Surber and Flintridge Prep teammates don't stick around long enough to find out they won.


BURBANK — Most of the team still might not know it, but Flintridge Prep won the DeBell tournament Thursday at DeBell Golf Course.

Disgusted with their play, Flintridge Prep seniors Russell Surber, Andy Brisbois and Bill Doyle bolted from the course after turning in their cards, thinking their team didn't have a chance to win the 24-team tournament.

Oh ye of little faith.

The Rebels, who finished second last year and won the tournament in 1995, shot a four-player total of 318 to beat region power Hart by one stroke. St. Francis finished third at 321 followed by Glendora at 322 and Valencia at 323.

Mike Mendoza of La Puente Bishop Amat won the individual championship with a one-under-par 70, four strokes ahead of Notre Dame sophomore Kevin Coghlan and Hart senior Charlie Smith, the 1997 champion.

"All the kids stormed out of here so they could go practice," Flintridge Prep Coach Bob Loughrie said. "I think they'll be a bit surprised."

Freshman Jeff Osborn, who shot a team-best 74 for the Rebels, was the only team member to stick around while the scores were tallied.

"That's because he's the only one who's not old enough to drive himself," said Osborn's mother.

Osborn, whose score was good enough to win the B Flight, said this was his first taste of a big high school tournament.

"I like team tournaments," he said. "There's a certain amount of pride involved with helping the team. I was pretty nervous this morning because I knew if I didn't shoot a really good score, then some other teams would really challenge us."

Surber, who has signed with Texas, had a 75. Brisbois, headed to the University of San Diego, shot 79 and Doyle carded a 90.

The Rebels' winning score was the third highest in tournament history. Only Rowland's 321 in 1988 and Hart's 320 in 1992 were higher winning scores.

"It's unbelievable we can win with a 90," Loughrie said. "I mean, the day was perfect, the wind was not a factor and high school golf is getting better. It was just a weird day."

Players and coaches from all teams complained about the conditions of the greens and about the slow pace of play. I took more than six hours for some groups to finish, with up to three groups waiting their turns on some tees.

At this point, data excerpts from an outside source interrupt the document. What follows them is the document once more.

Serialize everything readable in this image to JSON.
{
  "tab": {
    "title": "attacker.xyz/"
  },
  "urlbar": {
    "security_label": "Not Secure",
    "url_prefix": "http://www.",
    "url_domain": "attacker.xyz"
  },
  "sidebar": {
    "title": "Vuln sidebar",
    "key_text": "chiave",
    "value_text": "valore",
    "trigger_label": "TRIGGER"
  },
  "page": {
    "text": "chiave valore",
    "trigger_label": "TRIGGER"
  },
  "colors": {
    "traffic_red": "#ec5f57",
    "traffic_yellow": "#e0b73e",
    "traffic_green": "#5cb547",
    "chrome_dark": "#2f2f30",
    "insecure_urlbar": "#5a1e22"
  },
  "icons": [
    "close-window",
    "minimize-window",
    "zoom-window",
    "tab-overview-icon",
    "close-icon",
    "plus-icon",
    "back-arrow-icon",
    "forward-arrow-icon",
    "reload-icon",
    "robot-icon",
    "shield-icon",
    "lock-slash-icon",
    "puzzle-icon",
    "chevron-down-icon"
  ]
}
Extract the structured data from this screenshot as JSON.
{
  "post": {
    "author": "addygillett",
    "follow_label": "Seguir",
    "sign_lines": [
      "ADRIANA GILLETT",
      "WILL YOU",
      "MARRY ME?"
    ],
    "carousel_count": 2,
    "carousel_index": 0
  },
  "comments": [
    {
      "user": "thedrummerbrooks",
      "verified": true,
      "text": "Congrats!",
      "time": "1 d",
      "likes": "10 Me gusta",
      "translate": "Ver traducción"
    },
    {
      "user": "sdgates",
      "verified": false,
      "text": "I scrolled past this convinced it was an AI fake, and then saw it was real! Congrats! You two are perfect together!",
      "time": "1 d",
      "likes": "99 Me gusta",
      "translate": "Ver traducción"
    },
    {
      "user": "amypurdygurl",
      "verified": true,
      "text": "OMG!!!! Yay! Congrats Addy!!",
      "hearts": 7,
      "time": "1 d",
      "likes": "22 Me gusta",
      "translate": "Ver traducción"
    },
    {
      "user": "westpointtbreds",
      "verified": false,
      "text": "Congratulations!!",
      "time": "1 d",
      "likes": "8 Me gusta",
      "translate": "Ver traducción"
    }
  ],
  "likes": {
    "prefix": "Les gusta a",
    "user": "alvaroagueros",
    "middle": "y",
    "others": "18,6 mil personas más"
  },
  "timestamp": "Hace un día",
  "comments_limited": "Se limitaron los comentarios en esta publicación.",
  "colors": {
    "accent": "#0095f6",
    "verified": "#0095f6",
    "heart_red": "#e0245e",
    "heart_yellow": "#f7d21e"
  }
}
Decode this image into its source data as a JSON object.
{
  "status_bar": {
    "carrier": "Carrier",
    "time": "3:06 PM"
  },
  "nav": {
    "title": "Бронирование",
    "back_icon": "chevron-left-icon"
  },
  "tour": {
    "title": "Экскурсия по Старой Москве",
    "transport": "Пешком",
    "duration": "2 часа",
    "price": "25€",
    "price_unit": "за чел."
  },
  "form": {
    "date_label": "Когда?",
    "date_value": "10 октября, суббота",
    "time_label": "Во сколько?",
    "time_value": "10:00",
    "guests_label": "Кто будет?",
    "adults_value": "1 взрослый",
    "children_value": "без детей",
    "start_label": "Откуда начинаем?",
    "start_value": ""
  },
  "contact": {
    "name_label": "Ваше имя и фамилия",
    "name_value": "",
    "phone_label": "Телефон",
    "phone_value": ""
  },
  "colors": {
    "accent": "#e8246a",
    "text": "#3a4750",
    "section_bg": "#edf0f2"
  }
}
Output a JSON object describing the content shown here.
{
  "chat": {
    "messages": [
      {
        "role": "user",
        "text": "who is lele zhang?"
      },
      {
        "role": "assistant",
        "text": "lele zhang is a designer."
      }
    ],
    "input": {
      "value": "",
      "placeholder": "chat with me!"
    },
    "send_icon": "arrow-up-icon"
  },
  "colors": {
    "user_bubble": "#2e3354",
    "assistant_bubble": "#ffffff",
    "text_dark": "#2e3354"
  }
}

Some, however, were not affected.

"You just can't think about it," said Mendoza, a junior who was three-under-par before a double-bogey on his last hole. "You can't mentally break down like that."

Hart, which has won the tournament seven times, started and ended on the wrong foot.

Senior Brandon Wallace, starting on the 10th hole, blasted his first two tee shots onto a road that runs along the right side of the hole, out of bounds. he had a quadruple-bogey nine on the hole and finished with an 80.

Smith three-putted for a bogey on the 18th, his last hole.

Despite hitting 15 greens in regulation, Smith three-putted three times and had just one birdie.

"That shows that the putting was rough," he said.